また、今回はちょっとややこしい話。
今日の東京新聞の小さなコラム、「大きな政府」がいいのか悪いのか、それはさておき、このコラムの中の「
米国による市場至上主義の終焉」「
冷戦終了後の世界のパラダイムとなったアングロサクソン型の市場主義モデルは破綻したのか」のフレーズにおおいに考えさせられた。
もちろん、昨今のアメリカのサブプライムローン問題に端を発する金融機関の破綻に触れての話だが、あれだけもてはやされたアメリカ型のマネーゲームのビジネスモデルが音を立てて崩れているようだ。
あの小さな政府志向の市場至上主義の権化・ブッシュ政権が、75兆円もの巨額税金を金融機関の救済のための投入に、議会説得に四苦八苦している姿にそれが現れている。
私自身、このブログでも、たとえば「No.0354 幸せってなんだっけ?」でも言ったように、市場至上主義には、根本的な疑問を持っている。
それは、そこでも言ったように、その背後にある経済学に根本的な疑問を持っているからだ。今の市場至上主義の背景にある新自由主義経済学は、ある前提に立っている。「人の消費欲望は無限であり、一方、その消費欲望を満たす生産のための資源も無限にある、その資源を使って無限に豊かさを実現することは絶対的に善である。また、その豊かさを実現する上で、市場主義が至上である」という前提、仮定である。

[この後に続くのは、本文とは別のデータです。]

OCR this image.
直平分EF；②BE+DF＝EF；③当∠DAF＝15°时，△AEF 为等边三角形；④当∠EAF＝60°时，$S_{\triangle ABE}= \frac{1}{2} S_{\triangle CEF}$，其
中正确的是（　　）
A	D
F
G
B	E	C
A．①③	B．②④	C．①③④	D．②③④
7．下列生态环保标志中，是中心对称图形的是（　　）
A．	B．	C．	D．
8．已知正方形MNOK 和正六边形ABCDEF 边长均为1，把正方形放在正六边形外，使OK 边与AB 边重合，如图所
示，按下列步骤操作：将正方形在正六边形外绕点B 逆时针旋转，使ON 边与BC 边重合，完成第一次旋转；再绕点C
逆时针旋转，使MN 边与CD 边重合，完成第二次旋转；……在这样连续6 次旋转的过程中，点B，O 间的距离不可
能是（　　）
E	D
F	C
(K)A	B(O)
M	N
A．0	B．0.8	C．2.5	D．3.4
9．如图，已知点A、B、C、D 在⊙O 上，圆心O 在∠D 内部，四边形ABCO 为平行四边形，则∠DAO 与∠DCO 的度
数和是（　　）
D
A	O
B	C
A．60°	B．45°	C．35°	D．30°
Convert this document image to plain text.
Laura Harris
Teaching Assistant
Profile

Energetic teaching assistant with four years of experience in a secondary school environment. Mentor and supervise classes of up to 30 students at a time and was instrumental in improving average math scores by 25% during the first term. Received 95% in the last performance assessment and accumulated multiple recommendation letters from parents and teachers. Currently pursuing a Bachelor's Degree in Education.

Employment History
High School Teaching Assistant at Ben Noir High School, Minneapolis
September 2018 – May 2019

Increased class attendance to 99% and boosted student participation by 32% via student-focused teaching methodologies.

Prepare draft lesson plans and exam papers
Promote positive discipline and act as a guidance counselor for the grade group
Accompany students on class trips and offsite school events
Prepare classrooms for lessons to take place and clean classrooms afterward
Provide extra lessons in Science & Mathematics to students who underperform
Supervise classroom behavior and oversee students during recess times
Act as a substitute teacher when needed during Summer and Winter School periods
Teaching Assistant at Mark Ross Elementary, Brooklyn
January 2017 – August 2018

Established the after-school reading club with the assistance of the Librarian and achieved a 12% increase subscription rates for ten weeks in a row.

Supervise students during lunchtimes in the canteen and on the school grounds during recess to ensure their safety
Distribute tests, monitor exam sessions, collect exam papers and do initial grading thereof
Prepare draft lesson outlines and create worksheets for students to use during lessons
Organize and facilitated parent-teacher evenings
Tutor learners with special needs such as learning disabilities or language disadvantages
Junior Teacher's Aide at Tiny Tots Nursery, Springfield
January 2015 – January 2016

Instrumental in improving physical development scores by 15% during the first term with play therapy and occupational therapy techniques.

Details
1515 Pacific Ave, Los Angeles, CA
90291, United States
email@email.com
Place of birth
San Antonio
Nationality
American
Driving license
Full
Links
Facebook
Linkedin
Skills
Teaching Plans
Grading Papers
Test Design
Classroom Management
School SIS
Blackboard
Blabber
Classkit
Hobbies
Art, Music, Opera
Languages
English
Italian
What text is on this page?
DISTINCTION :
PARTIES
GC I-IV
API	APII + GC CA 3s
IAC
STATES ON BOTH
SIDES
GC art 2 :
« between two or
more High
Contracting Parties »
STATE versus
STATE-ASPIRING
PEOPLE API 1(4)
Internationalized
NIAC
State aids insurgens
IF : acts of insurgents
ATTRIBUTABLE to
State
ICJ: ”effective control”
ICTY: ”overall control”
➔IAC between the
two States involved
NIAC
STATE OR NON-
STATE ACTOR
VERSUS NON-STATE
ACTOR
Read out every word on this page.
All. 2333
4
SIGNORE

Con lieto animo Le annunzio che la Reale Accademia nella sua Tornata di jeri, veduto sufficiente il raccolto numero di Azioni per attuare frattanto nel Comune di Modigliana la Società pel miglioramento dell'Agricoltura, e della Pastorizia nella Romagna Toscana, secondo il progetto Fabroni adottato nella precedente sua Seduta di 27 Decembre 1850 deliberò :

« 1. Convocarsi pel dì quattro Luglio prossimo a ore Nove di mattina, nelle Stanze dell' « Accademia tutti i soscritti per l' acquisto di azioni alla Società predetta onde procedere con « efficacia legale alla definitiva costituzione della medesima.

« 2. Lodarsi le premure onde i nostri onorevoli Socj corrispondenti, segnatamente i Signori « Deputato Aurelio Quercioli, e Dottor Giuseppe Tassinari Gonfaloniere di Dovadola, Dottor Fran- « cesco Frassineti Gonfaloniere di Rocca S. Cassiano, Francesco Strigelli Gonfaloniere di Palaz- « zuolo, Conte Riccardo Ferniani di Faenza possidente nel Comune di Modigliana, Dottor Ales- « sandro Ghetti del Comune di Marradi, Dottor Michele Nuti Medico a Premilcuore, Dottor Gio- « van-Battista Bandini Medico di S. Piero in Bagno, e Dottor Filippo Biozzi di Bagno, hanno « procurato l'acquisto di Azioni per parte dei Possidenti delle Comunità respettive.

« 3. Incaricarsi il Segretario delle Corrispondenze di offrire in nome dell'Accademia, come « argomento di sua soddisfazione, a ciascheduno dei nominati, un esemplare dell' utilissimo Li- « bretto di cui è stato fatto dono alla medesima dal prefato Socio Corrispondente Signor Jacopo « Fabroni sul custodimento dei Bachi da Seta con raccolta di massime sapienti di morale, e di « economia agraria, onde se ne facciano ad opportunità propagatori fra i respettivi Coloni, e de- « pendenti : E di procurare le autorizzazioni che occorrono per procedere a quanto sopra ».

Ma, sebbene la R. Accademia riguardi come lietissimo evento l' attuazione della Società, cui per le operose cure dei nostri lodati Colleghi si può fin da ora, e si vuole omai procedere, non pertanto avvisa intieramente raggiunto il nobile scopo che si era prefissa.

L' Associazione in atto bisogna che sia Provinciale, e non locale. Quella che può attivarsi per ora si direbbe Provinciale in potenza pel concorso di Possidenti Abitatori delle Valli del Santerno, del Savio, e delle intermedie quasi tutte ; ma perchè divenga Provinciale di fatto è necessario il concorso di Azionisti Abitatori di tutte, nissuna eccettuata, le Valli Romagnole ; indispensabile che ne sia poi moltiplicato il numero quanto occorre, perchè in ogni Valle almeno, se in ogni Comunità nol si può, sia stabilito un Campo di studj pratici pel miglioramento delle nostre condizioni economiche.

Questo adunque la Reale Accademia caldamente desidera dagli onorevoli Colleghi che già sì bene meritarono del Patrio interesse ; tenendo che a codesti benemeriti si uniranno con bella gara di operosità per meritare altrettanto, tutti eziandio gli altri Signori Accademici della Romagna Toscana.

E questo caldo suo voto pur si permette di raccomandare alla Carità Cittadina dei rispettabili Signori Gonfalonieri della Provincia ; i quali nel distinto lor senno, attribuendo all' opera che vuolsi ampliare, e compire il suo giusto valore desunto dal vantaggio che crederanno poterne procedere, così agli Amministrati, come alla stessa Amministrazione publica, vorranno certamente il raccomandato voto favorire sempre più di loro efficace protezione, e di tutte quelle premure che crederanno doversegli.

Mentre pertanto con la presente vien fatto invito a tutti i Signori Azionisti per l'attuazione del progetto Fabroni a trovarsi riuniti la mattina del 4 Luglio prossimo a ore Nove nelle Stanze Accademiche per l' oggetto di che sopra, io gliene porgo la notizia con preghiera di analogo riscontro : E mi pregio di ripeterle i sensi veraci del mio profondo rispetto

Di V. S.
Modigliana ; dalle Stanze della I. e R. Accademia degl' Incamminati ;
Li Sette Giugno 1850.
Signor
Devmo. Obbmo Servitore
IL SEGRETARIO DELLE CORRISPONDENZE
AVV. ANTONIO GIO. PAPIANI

しかし、昨今の石油などエネルギー資源の枯渇問題、温暖化など地球の環境処理能力という資源の限界、これは、とりもなおさず先の経済学の前提が崩れているということではないのか。今の地球で、市場至上主義で人々の欲望を無限に解放する余裕はない、それでは持続不可能だ。
サブプライムローンといった、単なる経済的なしくみの破綻ばかりでなく、市場至上主義へのもっと根本的な不安、このままで地球社会は持つのか、そういった不安が世界の人々の心に潜在している結果ではないか、それが昨今のアメリカの混乱の根底にあるのではないのかと私は考えている。
市場至上主義は、石油や穀物、水といった人間生存の基本資材までも投機といった欲望の対象にする。